>Other publishers get mad if Nintendo can’t keep piracy on their platform under control
Maybe, but if that mattered we would have seen the consequences already because Nintendo since the gamecube has been uniquely abysmal at anti-piracy, the worst by far of any console maker. Most recently their blockbuster game Tears of the Kingdom was playable for free for anyone with a decent video card, more than 10 days before the game was officially released.
That’s not an aberration, they are just extremely bad at securing their hardware platforms. they still seem to be doing OK.
My impression is that Nintendo doesn't really care about piracy. It doesn't seem to affect them meaningfully, and their actions to stop piracy are always in the "too little too late" fashion. I have a Switch, and I don't pirate its games because I like the company. It wouldn't be hard to do it if I really wanted to.
What they really seem to care about is their brands and IPs, and seem to go after about people using those - for example, the draconian rules on streaming, shutting down Smash Bros competitions, etc.
I can understand their actions. More than any other game company, Nintendo lives and dies on their brand and IPs. Sony and Microsoft are larger than their gaming divisions. Nintendo only has gaming to save itself, and their IPs are major console sellers.
> they are just extremely bad at securing their hardware platforms
Frankly, though I hate to defend them; this is wrong and an insult to Nintendo.
The Nintendo Switch was so, so close to being a masterpiece of security. Nintendo even built their own OS from scratch for it based on a microkernel. It is so secure that an open-source developer who reimplemented it (SciresM) has said we very likely may never have a kernel exploit on future Nintendo systems, ever.
The entire kernel is so compact there’s almost nothing to attack. Everything else from graphics to USB runs in sandboxed usermode and can’t run homebrew. This thing is intrinsically more secure than the Xbox One and PlayStation 5 in design.
Nintendo’s software was, according to him and other developers looking at it, downright almost flawless in security. The problem was NVIDIA, who had a bug in their recovery mode allowing unsigned code; and NVIDIA again for releasing a chip with inadequate protections against glitching. Nintendo did everything they could almost perfectly, but their chip supplier didn’t.

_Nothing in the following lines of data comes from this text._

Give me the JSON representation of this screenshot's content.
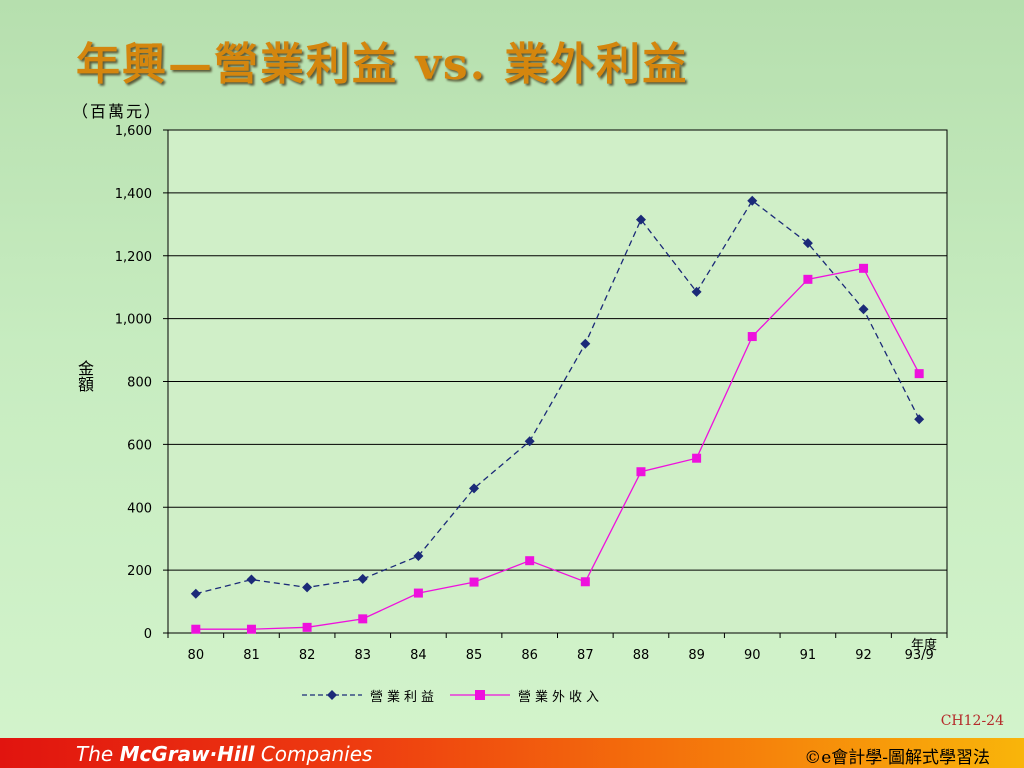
{
  "slide": {
    "title": "年興—營業利益 vs. 業外利益",
    "unit_label": "（百萬元）",
    "slide_code": "CH12-24",
    "publisher": {
      "prefix": "The ",
      "brand": "McGraw·Hill",
      "suffix": " Companies"
    },
    "book_title": "©e會計學-圖解式學習法"
  },
  "chart_data": {
    "type": "line",
    "title": "",
    "xlabel": "年度",
    "ylabel": "金額",
    "categories": [
      "80",
      "81",
      "82",
      "83",
      "84",
      "85",
      "86",
      "87",
      "88",
      "89",
      "90",
      "91",
      "92",
      "93/9"
    ],
    "ylim": [
      0,
      1600
    ],
    "yticks": [
      0,
      200,
      400,
      600,
      800,
      1000,
      1200,
      1400,
      1600
    ],
    "ytick_labels": [
      "0",
      "200",
      "400",
      "600",
      "800",
      "1,000",
      "1,200",
      "1,400",
      "1,600"
    ],
    "grid": true,
    "legend_position": "bottom",
    "series": [
      {
        "name": "營業利益",
        "color": "#1b2a78",
        "marker": "diamond",
        "line_style": "dashed",
        "values": [
          125,
          170,
          145,
          172,
          245,
          460,
          610,
          920,
          1315,
          1085,
          1375,
          1240,
          1030,
          680
        ]
      },
      {
        "name": "營業外收入",
        "color": "#ee11dd",
        "marker": "square",
        "line_style": "solid",
        "values": [
          12,
          12,
          18,
          45,
          127,
          162,
          230,
          163,
          513,
          556,
          943,
          1125,
          1160,
          825
        ]
      }
    ]
  }
}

Both of those are one-time plays though. The next chip will almost certainly contain glitch protection; and the recovery mode bug has already been patched on newer Switches. Combined with Nintendo’s (literally) impeccable OS design, and the Switch 2 may not be broken for a very, very long time.
I think a big part of the issue may be that the Switch is extremely weak (compared to competing consoles like the PS5 and Xbox Series X) so its games can be emulated very easily.
Maybe, but if that mattered we would have seen the consequences already because Nintendo since the gamecube has been uniquely abysmal at anti-piracy, the worst by far of any console maker. Most recently their blockbuster game Tears of the Kingdom was playable for free for anyone with a decent video card, more than 10 days before the game was officially released.
That’s not an aberration, they are just extremely bad at securing their hardware platforms. they still seem to be doing OK.